Nael K, Trouard TP, Lafleur SR, Krupinski EA, Salamon N, and Kidwell CS. White Matter Ischemic Changes in Hyperacute Ischemic Stroke: Voxel-Based Analysis Using Diffusion Tensor Imaging and MR Perfusion. Stroke. 2014
Multiparametric “physiologic” acute stroke imaging (e.g., CT or MR perfusion) is all the rage in academe and clinical practice alike. This is because these imaging modalities provide what is thought to be a representation of microstructural changes in the brain – as in what happens when membrane pumps stop doing their thing – and a way to differentiate how much of the brain can be salvaged as opposed to a sense that the proverbial horses have already left the barn, thus the door need not be slammed. These data, in turn, inform early management.

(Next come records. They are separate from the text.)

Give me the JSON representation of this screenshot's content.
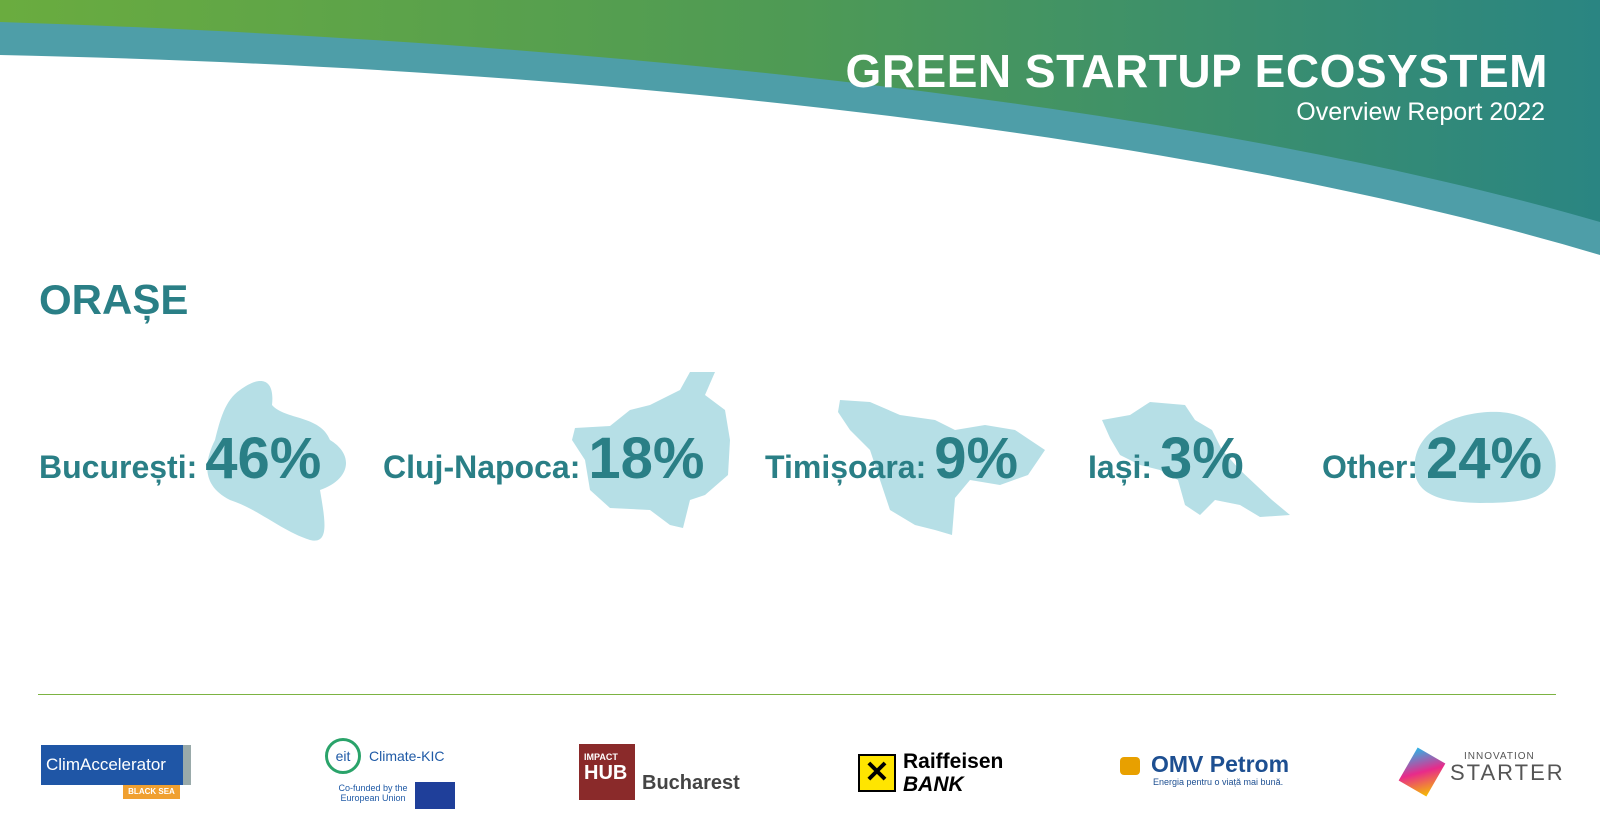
{
  "header": {
    "title": "GREEN STARTUP ECOSYSTEM",
    "subtitle": "Overview Report 2022"
  },
  "section": {
    "title": "ORAȘE"
  },
  "cities": [
    {
      "name": "București:",
      "value": "46%"
    },
    {
      "name": "Cluj-Napoca:",
      "value": "18%"
    },
    {
      "name": "Timișoara:",
      "value": "9%"
    },
    {
      "name": "Iași:",
      "value": "3%"
    },
    {
      "name": "Other:",
      "value": "24%"
    }
  ],
  "logos": {
    "climaccelerator": {
      "name": "ClimAccelerator",
      "tag": "BLACK SEA"
    },
    "climate_kic": {
      "eit": "eit",
      "name": "Climate-KIC",
      "note": "Co-funded by the European Union"
    },
    "impact_hub": {
      "top": "IMPACT",
      "hub": "HUB",
      "city": "Bucharest"
    },
    "raiffeisen": {
      "name": "Raiffeisen",
      "bank": "BANK"
    },
    "omv": {
      "name": "OMV Petrom",
      "tagline": "Energia pentru o viață mai bună."
    },
    "innovation_starter": {
      "top": "INNOVATION",
      "name": "STARTER"
    }
  }
}
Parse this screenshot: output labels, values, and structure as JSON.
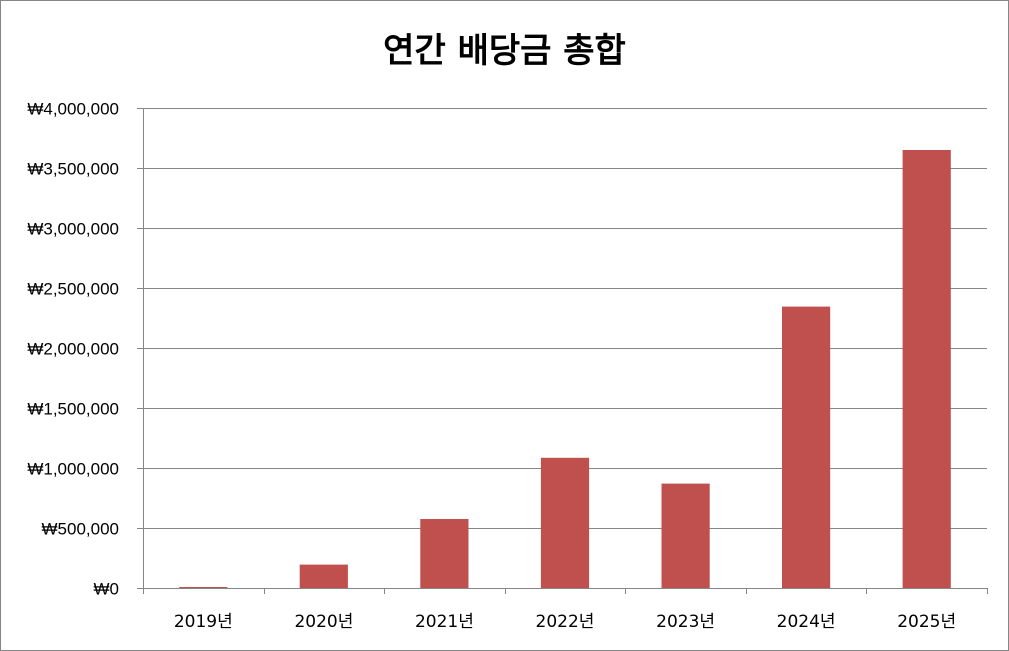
{
  "chart_data": {
    "type": "bar",
    "title": "연간 배당금 총합",
    "xlabel": "",
    "ylabel": "",
    "categories": [
      "2019년",
      "2020년",
      "2021년",
      "2022년",
      "2023년",
      "2024년",
      "2025년"
    ],
    "series": [
      {
        "values": [
          8000,
          195000,
          575000,
          1085000,
          870000,
          2345000,
          3650000
        ]
      }
    ],
    "ylim": [
      0,
      4000000
    ],
    "yticks": [
      0,
      500000,
      1000000,
      1500000,
      2000000,
      2500000,
      3000000,
      3500000,
      4000000
    ],
    "ytick_labels": [
      "₩0",
      "₩500,000",
      "₩1,000,000",
      "₩1,500,000",
      "₩2,000,000",
      "₩2,500,000",
      "₩3,000,000",
      "₩3,500,000",
      "₩4,000,000"
    ],
    "grid": true,
    "legend": "none",
    "colors": {
      "bar": "#c0504d",
      "grid": "#868686",
      "axis": "#868686"
    }
  }
}
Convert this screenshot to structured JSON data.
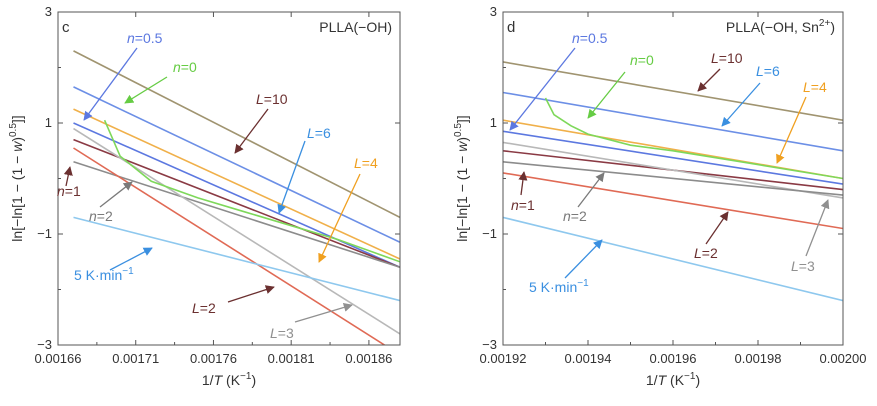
{
  "chart_data": [
    {
      "type": "line",
      "panel": "c",
      "title": "PLLA(−OH)",
      "xlabel": "1/T (K−1)",
      "ylabel": "ln[−ln[1 − (1 − w)0.5]]",
      "xlim": [
        0.00166,
        0.00188
      ],
      "ylim": [
        -3,
        3
      ],
      "xticks": [
        "0.00166",
        "0.00171",
        "0.00176",
        "0.00181",
        "0.00186"
      ],
      "yticks": [
        "3",
        "1",
        "−1",
        "−3"
      ],
      "grid": false,
      "series": [
        {
          "name": "L=10",
          "color": "#a09470",
          "x": [
            0.00167,
            0.00188
          ],
          "y": [
            2.3,
            -0.7
          ]
        },
        {
          "name": "L=6",
          "color": "#6c8fe6",
          "x": [
            0.00167,
            0.00188
          ],
          "y": [
            1.65,
            -1.15
          ]
        },
        {
          "name": "L=4",
          "color": "#f0b04a",
          "x": [
            0.00167,
            0.00188
          ],
          "y": [
            1.25,
            -1.45
          ]
        },
        {
          "name": "n=0.5",
          "color": "#5c78e0",
          "x": [
            0.00167,
            0.00188
          ],
          "y": [
            1.0,
            -1.6
          ]
        },
        {
          "name": "n=1",
          "color": "#8a3a44",
          "x": [
            0.00167,
            0.00188
          ],
          "y": [
            0.7,
            -1.6
          ]
        },
        {
          "name": "n=2",
          "color": "#8c8c8c",
          "x": [
            0.00167,
            0.00188
          ],
          "y": [
            0.3,
            -1.6
          ]
        },
        {
          "name": "L=3",
          "color": "#b8b8b8",
          "x": [
            0.00167,
            0.00188
          ],
          "y": [
            0.9,
            -2.8
          ]
        },
        {
          "name": "L=2",
          "color": "#e06a55",
          "x": [
            0.00167,
            0.00187
          ],
          "y": [
            0.55,
            -3.0
          ]
        },
        {
          "name": "5 K·min−1",
          "color": "#8ec8ee",
          "x": [
            0.00167,
            0.00188
          ],
          "y": [
            -0.7,
            -2.2
          ]
        },
        {
          "name": "n=0",
          "color": "#7ed85a",
          "x": [
            0.00169,
            0.0017,
            0.00172,
            0.00175,
            0.00178,
            0.00181,
            0.00184,
            0.00188
          ],
          "y": [
            1.05,
            0.4,
            -0.05,
            -0.35,
            -0.6,
            -0.85,
            -1.1,
            -1.5
          ]
        }
      ],
      "annotations": [
        {
          "text": "n=0.5",
          "color": "#5c78e0"
        },
        {
          "text": "n=0",
          "color": "#66cc44"
        },
        {
          "text": "L=10",
          "color": "#6b3030"
        },
        {
          "text": "L=6",
          "color": "#3a8fe0"
        },
        {
          "text": "L=4",
          "color": "#f0a020"
        },
        {
          "text": "n=1",
          "color": "#6b3030"
        },
        {
          "text": "n=2",
          "color": "#7a7a7a"
        },
        {
          "text": "5 K·min−1",
          "color": "#3a8fe0"
        },
        {
          "text": "L=2",
          "color": "#6b3030"
        },
        {
          "text": "L=3",
          "color": "#909090"
        }
      ]
    },
    {
      "type": "line",
      "panel": "d",
      "title": "PLLA(−OH, Sn2+)",
      "xlabel": "1/T (K−1)",
      "ylabel": "ln[−ln[1 − (1 − w)0.5]]",
      "xlim": [
        0.00192,
        0.002
      ],
      "ylim": [
        -3,
        3
      ],
      "xticks": [
        "0.00192",
        "0.00194",
        "0.00196",
        "0.00198",
        "0.00200"
      ],
      "yticks": [
        "3",
        "1",
        "−1",
        "−3"
      ],
      "grid": false,
      "series": [
        {
          "name": "L=10",
          "color": "#a09470",
          "x": [
            0.00192,
            0.002
          ],
          "y": [
            2.1,
            1.05
          ]
        },
        {
          "name": "L=6",
          "color": "#6c8fe6",
          "x": [
            0.00192,
            0.002
          ],
          "y": [
            1.55,
            0.5
          ]
        },
        {
          "name": "L=4",
          "color": "#f0b04a",
          "x": [
            0.00192,
            0.002
          ],
          "y": [
            1.05,
            0.0
          ]
        },
        {
          "name": "n=0.5",
          "color": "#5c78e0",
          "x": [
            0.00192,
            0.002
          ],
          "y": [
            0.85,
            -0.1
          ]
        },
        {
          "name": "n=1",
          "color": "#8a3a44",
          "x": [
            0.00192,
            0.002
          ],
          "y": [
            0.5,
            -0.2
          ]
        },
        {
          "name": "L=3",
          "color": "#b8b8b8",
          "x": [
            0.00192,
            0.002
          ],
          "y": [
            0.65,
            -0.35
          ]
        },
        {
          "name": "n=2",
          "color": "#8c8c8c",
          "x": [
            0.00192,
            0.002
          ],
          "y": [
            0.3,
            -0.3
          ]
        },
        {
          "name": "L=2",
          "color": "#e06a55",
          "x": [
            0.00192,
            0.002
          ],
          "y": [
            0.1,
            -0.9
          ]
        },
        {
          "name": "5 K·min−1",
          "color": "#8ec8ee",
          "x": [
            0.00192,
            0.002
          ],
          "y": [
            -0.7,
            -2.2
          ]
        },
        {
          "name": "n=0",
          "color": "#7ed85a",
          "x": [
            0.00193,
            0.001932,
            0.001936,
            0.00194,
            0.00195,
            0.00196,
            0.00198,
            0.002
          ],
          "y": [
            1.45,
            1.15,
            0.95,
            0.8,
            0.6,
            0.5,
            0.25,
            0.0
          ]
        }
      ],
      "annotations": [
        {
          "text": "n=0.5",
          "color": "#5c78e0"
        },
        {
          "text": "n=0",
          "color": "#66cc44"
        },
        {
          "text": "L=10",
          "color": "#6b3030"
        },
        {
          "text": "L=6",
          "color": "#3a8fe0"
        },
        {
          "text": "L=4",
          "color": "#f0a020"
        },
        {
          "text": "n=1",
          "color": "#6b3030"
        },
        {
          "text": "n=2",
          "color": "#7a7a7a"
        },
        {
          "text": "L=2",
          "color": "#6b3030"
        },
        {
          "text": "L=3",
          "color": "#909090"
        },
        {
          "text": "5 K·min−1",
          "color": "#3a8fe0"
        }
      ]
    }
  ]
}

Some University of Arizona investigators sought to describe another physiologic imaging parameter in acute stroke: fractional anisotropy (FA) in affected white matter tracts. So, if our familiar diffusion-weighted MRI sequences for stroke (e.g., DWI) give us information on diffusion restriction (as a biomarker of neuronal injury) in a region of brain, testing FA in white matter tracts (e.g., DTI sequence) tells us about diffusion restriction along the scanned extent of the white matter tract. The authors of this manuscript hypothesized that changes in FA may be a useful surrogate for loss of structural and/or functional integrity in the hyperacute phase of ischemic stroke, and compared this to other more recognizable sequences such as ADC & Tmax with perfusion. An ADC threshold was set for infarct vs hypoperfusion.
This was a small, exploratory study which recruited 21 patients (14 male) within 6 hours of acute ischemic stroke and a demonstrable “penumbra” (e.g., diffusion-perfusion mismatch). The sequences of interest, namely DTI, ADC and perfusion-based Tmax, were co-registered and quantified (voxel-based, third-party software) and compared to the homologous region on the contralateral side as an “internal control.”
The findings based on the primary hypothesis were interesting, and have some overlap with more recognizable imaging variables that suggest potential clinical utility. As expected, there was a significant difference in FA between normal, hypoperfused and infarcted white matter. What was interesting was that the pathologic states varied in opposite directions; FA increased in the hypoperfused white matter and decreased in the infarcted white matter. These findings are consistent with previous studies suggesting that cytotoxic edemia in white matter may restrict diffusion but not greatly affect the cellular architecture, whereas decreasing FA with infarct suggests uniform restriction of diffusion in the region which would be expected with frank injury.
Multiparametric imaging, although clinically mainstream and deserving of the many research dollars invested, is yet imperfect. Studies like these, exploring other physiologic parameters that may serve as that elusive “should I or shouldn’t I?!” biomarker for acute stroke treatment outside of the typical clinical indications, are a way to improve upon diagnosis and management of our acute stroke patients.
If you have identified that the penumbra is salvageable, exactly what stroke protocols are indicated? In what hour ranges should they be applied?
Or does that not make any difference since there is no downside to any of these protocols?